Ecco perché siamo qui: la valigia non è altro che la scarpa della mano, essendo il guanto, un calzino.

[1] - In questa stessa università aveva insegnato Goldstein, e all’epoca della conferenza di Derrida ancora vi insegnava Schapiro. Derrida informa che la prima parte di Restituzioni… (da lui definito “polilógo (a n+1 voce femminile)” è stata stampata nel n. 3 del 1977 della rivista Macula, e faceva parte di una raccolta dal titolo: Martin Heidegger e le scarpe di Van Gogh. “L’occasione mi è stata fornita da un saggio di Meyer Schapiro, stampato nello stesso numero di Macula con il titolo: La natura morta come oggetto personale. L’articolo di Schapiro… è stato edito per la prima volta nel 1968 in The Reach of Mind: Essays in memory of Kurt Goldstein (Sprinter Publishing Company, New York).”  Una  nota di redazione che accompagna il testo di Derrida precisa: “quando era già composta in bozza, la fiction che pubblichiamo è stata in qualche modo recitata e raccontata da Jacques Derrida all’università di Columbia… L’udienza ebbe luogo il 6 ottobre 1977. Meyer Schapiro partecipò alla discussione che ne seguì.” (Restituzioni…, cit. p. 246 e 260).

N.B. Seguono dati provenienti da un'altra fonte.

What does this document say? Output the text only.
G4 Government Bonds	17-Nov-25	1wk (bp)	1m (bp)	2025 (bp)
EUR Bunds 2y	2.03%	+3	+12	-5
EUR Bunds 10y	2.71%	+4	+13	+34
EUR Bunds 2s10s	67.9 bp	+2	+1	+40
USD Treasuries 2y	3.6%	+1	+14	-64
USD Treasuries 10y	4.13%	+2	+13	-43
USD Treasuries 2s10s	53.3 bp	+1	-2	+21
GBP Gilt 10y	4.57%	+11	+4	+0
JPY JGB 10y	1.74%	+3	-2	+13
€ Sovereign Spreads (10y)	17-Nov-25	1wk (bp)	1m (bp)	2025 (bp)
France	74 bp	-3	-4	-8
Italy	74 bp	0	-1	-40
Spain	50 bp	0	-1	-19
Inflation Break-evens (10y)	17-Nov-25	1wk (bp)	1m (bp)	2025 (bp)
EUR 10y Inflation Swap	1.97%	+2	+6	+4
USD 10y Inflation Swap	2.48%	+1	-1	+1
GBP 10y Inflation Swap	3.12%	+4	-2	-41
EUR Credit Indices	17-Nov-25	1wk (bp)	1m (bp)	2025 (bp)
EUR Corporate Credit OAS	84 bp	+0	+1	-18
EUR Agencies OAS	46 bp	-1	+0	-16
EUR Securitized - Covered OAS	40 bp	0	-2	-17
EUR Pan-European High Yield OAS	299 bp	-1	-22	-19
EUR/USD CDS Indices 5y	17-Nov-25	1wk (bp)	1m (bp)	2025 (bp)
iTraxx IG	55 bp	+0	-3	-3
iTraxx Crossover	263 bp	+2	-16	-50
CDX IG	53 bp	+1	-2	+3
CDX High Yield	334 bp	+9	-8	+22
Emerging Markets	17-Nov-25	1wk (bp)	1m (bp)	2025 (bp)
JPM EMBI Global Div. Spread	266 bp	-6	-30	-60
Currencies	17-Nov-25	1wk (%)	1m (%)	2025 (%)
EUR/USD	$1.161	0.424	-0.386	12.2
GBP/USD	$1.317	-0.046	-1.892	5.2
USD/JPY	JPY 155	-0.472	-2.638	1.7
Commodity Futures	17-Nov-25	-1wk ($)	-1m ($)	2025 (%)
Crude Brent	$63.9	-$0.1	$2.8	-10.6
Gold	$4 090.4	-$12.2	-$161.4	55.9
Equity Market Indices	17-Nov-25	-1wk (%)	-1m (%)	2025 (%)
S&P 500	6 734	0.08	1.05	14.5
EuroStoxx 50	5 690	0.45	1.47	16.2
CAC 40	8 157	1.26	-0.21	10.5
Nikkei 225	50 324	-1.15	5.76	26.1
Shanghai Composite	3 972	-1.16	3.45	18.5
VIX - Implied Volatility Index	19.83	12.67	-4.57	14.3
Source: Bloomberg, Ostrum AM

[2] - Così Martin Jay recentemente riassume e semplifica il cammino di Derrida. Da notare il  “nemmeno al di fuori”. Un semplice paio di paio di scarpe possono rimanere un enigma irrisolvibile, un paradosso insanabile.
[3] - Vedi NoMade n.6-2012, "Caccia alla volpe".
[4] - Derrida, Restituzioni, cit. p. 293: “Difesa di Heidegger, circostanza attenuante: la sua “intenzione” non era quella di interessarsi di una determinata pittura, di descrivere e di indagare la sua individualità, in qualità di critico d’arte…E’ chiaro, per il momento il quadro è, in ipotesi solo un accessorio intuitivo. Si può anche rimproverare ad Heidegger questo modo di procedere illustrativo, ma è qualcosa di diverso dal far credere che intenda descrivere il quadro in sé, per potergli poi rimproverare degli errori di lettura nella prospettiva di questa ipotesi che, per il momento, non è la sua”.
[5] - Derrida, Restituzioni, cit. p. 293.
[6] - Il 13 novembre 1936 è il giorno in cui Heidegger lesse la seconda versione dell’Origine; e sempre nel novembre dell’anno successivo, lesse la terza versione definitiva, nella quale, per la prima volta viene citata l’opera di van Gogh. Il 13 novembre è anche il giorno della mia data di nascita, un decennio dopo.